Writing styles go in and out of fashion but one piece of writing advice has remained constant for a long time; the adverb taboo. Elmore Leonard wrote about the wicked adverb in his essay, 10 Rules of Writing. And just last spring I had my wrists slapped by an agent when she discovered two adverbs in my submission.
I’ll let Mr. Leonard explain the problem in his own words.
Leonard’s Rule 4
Never use an adverb to modify the verb “said” … he admonished gravely. To use an adverb this way (or almost any way) is a mortal sin. The writer is now exposing himself in earnest, using a word that distracts and can interrupt the rhythm of the exchange. I have a character in one of my books tell how she used to write historical romances “full of rape and adverbs”.

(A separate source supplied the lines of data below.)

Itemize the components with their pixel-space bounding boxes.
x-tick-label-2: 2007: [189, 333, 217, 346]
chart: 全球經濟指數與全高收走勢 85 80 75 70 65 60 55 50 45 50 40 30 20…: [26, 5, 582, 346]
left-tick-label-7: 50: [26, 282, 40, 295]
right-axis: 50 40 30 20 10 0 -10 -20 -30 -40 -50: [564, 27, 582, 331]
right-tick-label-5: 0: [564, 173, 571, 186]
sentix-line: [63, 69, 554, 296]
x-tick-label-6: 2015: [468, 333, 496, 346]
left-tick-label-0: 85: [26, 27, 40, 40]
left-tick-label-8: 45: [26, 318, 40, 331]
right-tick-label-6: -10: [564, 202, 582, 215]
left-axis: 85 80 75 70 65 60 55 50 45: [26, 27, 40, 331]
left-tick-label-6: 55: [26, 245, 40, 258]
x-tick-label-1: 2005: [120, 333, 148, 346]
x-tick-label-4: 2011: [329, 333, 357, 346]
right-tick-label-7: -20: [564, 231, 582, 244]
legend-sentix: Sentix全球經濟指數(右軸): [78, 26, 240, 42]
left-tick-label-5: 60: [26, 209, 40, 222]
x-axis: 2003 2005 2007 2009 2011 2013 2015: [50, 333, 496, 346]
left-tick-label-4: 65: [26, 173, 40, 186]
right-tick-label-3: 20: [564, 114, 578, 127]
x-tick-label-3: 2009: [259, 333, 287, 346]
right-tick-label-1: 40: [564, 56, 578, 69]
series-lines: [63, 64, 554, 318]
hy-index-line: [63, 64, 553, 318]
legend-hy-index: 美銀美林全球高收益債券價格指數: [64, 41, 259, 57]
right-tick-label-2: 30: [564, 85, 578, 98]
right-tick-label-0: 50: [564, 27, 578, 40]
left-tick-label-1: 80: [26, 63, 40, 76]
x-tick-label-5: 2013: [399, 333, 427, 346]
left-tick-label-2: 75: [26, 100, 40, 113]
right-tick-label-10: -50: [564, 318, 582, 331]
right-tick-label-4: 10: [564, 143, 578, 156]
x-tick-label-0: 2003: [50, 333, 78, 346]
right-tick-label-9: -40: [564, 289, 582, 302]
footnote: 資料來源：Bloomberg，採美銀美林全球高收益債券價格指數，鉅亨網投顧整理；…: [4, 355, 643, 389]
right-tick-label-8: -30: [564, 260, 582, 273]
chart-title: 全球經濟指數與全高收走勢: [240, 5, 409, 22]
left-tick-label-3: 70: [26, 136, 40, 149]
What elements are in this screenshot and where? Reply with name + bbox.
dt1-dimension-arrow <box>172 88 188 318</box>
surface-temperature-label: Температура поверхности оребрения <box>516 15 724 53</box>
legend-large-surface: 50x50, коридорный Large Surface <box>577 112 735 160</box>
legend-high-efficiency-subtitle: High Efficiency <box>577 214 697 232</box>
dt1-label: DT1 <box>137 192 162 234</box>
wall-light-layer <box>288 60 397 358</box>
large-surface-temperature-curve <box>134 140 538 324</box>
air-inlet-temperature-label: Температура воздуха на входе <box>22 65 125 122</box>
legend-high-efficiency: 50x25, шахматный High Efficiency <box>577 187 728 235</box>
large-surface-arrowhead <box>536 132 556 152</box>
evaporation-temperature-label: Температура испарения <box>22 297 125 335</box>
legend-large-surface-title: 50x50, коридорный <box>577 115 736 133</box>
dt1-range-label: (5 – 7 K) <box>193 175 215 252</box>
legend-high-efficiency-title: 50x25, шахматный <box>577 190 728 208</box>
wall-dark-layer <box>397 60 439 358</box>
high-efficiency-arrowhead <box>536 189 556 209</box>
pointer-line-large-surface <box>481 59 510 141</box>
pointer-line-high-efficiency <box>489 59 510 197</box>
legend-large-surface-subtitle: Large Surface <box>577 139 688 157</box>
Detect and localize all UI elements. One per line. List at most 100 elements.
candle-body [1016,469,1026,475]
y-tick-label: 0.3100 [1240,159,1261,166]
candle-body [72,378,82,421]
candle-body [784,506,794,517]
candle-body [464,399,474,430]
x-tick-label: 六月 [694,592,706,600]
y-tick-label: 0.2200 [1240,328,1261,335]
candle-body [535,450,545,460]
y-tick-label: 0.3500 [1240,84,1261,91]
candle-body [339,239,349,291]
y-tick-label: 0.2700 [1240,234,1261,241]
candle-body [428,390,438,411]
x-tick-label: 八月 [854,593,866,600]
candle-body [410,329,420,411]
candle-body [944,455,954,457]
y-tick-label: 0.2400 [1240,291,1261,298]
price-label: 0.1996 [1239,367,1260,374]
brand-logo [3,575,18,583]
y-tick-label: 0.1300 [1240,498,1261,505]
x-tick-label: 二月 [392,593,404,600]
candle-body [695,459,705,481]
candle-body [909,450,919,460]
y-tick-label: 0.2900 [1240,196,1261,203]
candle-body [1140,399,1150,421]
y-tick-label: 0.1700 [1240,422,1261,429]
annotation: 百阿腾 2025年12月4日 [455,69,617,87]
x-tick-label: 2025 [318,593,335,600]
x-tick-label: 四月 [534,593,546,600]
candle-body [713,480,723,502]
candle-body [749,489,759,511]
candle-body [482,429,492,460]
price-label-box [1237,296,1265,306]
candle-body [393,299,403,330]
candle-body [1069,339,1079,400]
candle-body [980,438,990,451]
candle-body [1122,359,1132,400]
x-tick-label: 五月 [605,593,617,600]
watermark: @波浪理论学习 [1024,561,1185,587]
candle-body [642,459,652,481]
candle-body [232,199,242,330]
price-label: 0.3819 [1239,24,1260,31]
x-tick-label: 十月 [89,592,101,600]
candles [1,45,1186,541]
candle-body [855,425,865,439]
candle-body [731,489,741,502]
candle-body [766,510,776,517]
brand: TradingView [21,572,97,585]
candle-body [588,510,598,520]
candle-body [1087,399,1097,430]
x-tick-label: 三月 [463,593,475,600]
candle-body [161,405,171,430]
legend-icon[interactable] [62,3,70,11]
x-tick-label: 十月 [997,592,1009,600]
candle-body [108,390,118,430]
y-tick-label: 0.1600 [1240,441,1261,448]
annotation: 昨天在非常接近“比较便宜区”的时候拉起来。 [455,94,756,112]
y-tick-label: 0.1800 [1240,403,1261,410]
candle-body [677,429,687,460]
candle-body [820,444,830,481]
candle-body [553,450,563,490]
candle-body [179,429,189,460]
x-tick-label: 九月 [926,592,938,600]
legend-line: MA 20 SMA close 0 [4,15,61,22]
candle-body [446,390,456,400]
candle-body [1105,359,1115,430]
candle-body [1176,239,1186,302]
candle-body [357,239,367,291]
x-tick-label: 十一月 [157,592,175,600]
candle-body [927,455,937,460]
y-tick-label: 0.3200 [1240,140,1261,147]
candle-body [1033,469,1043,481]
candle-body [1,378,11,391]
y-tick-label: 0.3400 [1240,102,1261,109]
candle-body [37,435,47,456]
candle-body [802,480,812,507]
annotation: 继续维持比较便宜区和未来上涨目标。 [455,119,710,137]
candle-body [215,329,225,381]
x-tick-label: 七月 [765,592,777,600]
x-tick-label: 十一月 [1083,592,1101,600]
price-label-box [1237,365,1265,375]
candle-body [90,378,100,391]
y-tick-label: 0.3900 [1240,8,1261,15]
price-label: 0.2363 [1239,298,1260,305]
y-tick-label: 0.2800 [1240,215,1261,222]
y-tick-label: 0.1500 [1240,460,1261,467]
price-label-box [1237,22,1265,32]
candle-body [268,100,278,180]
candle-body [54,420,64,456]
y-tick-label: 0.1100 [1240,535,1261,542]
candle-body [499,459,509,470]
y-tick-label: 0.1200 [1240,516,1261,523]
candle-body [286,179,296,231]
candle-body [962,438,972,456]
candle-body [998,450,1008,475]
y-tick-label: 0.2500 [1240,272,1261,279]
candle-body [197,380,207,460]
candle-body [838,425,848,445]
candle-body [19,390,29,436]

Leonard’s advice is sound. This mortal sin should be a simple thing to avoid, yes?
So why does this one thing so frequently plague the manuscripts of beginning writers? I have a theory.
I recently spent a year working in Fourth Grade with a team of exceptional teachers. These were the teachers that you hope and dream your children will experience. I was in heaven.
For Language Arts the teaching team (indeed the entire elementary section) subscribed to an American-made program of teaching creative writing to children. The school brought experts to run in-house workshops and sent staff members attend and become certified in that particular teaching method. All good. All wonderful, in fact. This school took the teaching of writing seriously and they did a fine job. Except for one teeny tiny thing. Adverbs. This is a story of one rotten seed being planted and taking root.
There were two natural writers in that Fourth Grade group. The first was a seriously pretty 10-year-old girl with an old soul, the gentlest of hearts and severe dyslexia. Whenever it was time to write anything she struggled to get her words onto the page but oh my, what she imagined and the stories she was able to create – with the help of a scribe – were gems. And then there was Harvard; my nickname for a 10 year old whiz kid who excelled – without effort – in everything. Science. Math. Art. Music. Creative writing.
At the start of the year Harvard’s stories hinted at potential prodigy. The stories were intricate, observant, original and with a sophistication well beyond his years. I wondered if I was witnessing the next Christopher Paoilini. As the school year progressed, however, things took a distressing turn.
While the teachers (remember these were truly exceptional teachers doing wonderful things educating children) were teaching the bones of writing – nouns, verbs, adjectives, adverbs – they were also turning themselves inside out to find ways to stimulate more creativity in their students’ writing. Part of their teaching process was to encourage the kids to use adverbs. And… the easiest focus point for adverb use was dialogue.
Once Harvard heard this adverb advice every line of dialogue he wrote contained an adverb. Each one was carefully, often painstakingly selected. He had been taught, he’d internalized, and now he believed completely, that those adverbs would help him communicate his characters’ situation or trait in the best possible way. With the conviction of a near-zealot, he believed adverbs were necessary in every dialogue attribution. I was unable to convince him otherwise.
Now it’s a race. The use of adverbs to modify the verb “said” will not come into fashion in Harvard’s lifetime. What will happen next is what worries me. Will he find other influential teachers who will recognize and nurture his remarkable talent while gently convincing him to abandon those adverbs? Or, will come face to face with a soapbox editor, a zealot with a fat red pen who preaches about writing’s mortal sins and who crushes Harvard’s creative spirit.
My theory? We begin a child’s education teaching them to modify “said” with colorful adverbs. This becomes their norm. It’s internalized. Later, when some of them decide to be writers, it’s a nasty habit that needs to be broken. Like biting fingernails.